I have a life now. Granted, it’s not with the No. 1 person I wanted to be with, but we have children and he is good to me. And where was Prince Charming when I needed him? Getting married to someone classier!
What can you say to help? I already know I’m going to weaken and see him once. And now he’s announced he’s coming back to Winnipeg to see me in July. I am so curious, but what if it upsets my whole life?
— Married Woman Now, River Heights
Dear Married Woman: What if you don’t see him? You will build him up in your imagination and get into the dreamy “what ifs” again. When you do see him, pick a neutral place for lunch and see him in plain light. He’s got a lot of nerve walking back into your life. Don’t let him invite you to a romantic dinner situation in a dark place. You need to see him, warts and all.
It’s highly likely you won’t think he’s so hot now that you’re not a teenager, and have some adult wisdom. You should note he didn’t say he had pined for you all these years. Think about that.
Plus, he didn’t have the backbone to tell his parents to get stuffed when they insisted he drop you to be with the girl they picked for him. It sounds like he and his wife did a lot of cheating, which tells you something else about his character.
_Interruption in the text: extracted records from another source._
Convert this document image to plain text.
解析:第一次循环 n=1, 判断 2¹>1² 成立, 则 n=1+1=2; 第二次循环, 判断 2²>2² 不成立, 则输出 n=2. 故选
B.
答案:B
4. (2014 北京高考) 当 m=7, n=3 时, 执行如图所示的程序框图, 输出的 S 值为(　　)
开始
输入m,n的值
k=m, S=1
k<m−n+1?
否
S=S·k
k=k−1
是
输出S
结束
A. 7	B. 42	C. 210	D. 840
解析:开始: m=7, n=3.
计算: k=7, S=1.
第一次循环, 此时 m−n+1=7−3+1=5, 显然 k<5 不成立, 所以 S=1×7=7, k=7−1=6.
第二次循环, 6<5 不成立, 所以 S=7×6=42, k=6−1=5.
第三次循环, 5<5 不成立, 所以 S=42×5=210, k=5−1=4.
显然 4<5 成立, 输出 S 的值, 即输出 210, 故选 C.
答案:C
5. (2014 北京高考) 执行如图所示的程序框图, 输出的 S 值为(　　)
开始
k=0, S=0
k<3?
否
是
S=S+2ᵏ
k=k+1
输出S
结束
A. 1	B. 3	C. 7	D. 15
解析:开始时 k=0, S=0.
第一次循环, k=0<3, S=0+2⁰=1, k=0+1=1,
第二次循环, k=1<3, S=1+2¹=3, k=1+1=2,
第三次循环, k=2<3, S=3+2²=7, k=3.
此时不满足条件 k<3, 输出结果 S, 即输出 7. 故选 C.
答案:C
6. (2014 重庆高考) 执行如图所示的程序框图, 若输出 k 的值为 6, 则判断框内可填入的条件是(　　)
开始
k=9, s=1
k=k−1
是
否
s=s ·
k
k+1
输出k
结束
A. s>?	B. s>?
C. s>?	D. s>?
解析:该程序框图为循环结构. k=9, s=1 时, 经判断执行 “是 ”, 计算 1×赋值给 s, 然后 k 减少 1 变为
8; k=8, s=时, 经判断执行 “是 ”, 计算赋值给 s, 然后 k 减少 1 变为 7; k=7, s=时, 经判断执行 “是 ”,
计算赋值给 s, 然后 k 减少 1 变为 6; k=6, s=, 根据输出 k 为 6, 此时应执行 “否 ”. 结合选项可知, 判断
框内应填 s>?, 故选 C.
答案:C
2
And no kids? Did both your ex and his wife not want children? Compare that to your husband, the father of your kids. With luck, you’ll leave that lunch with Prince Not-So-Charming thinking you dodged a bullet.
Dear Miss Lonelyhearts: My women friends and my medications protect me from my down moods, so my new boyfriend doesn’t know I sometimes suffer from depression. Should I tell him?
It’s been two months and he doesn’t know I take pills. He’s as healthy as a horse and has a sunny disposition.
Please tell me what is the decent thing to do. I have never been even close to suicidal, but I know people with depression who get that way. Help!
— Keeping a Secret, Downtown
Dear Secret: If this relationship seems to be going somewhere important, tell him soon you take medications for depression and they seem to work well. He may think that’s important, or not. Get it off your chest — and watch his reaction. If he freaks out, he’s probably not the Steady Eddie guy you need.
If he asks a few questions, answer them without resentment, as he’s reacting normally with curiosity as to what this means for you and for him. If he laughs and tells you what medications he’s on, and that he has been hiding this out of fear of your judgment, you can get it all out on the table and take your relationship to a new level of friendship and intimacy.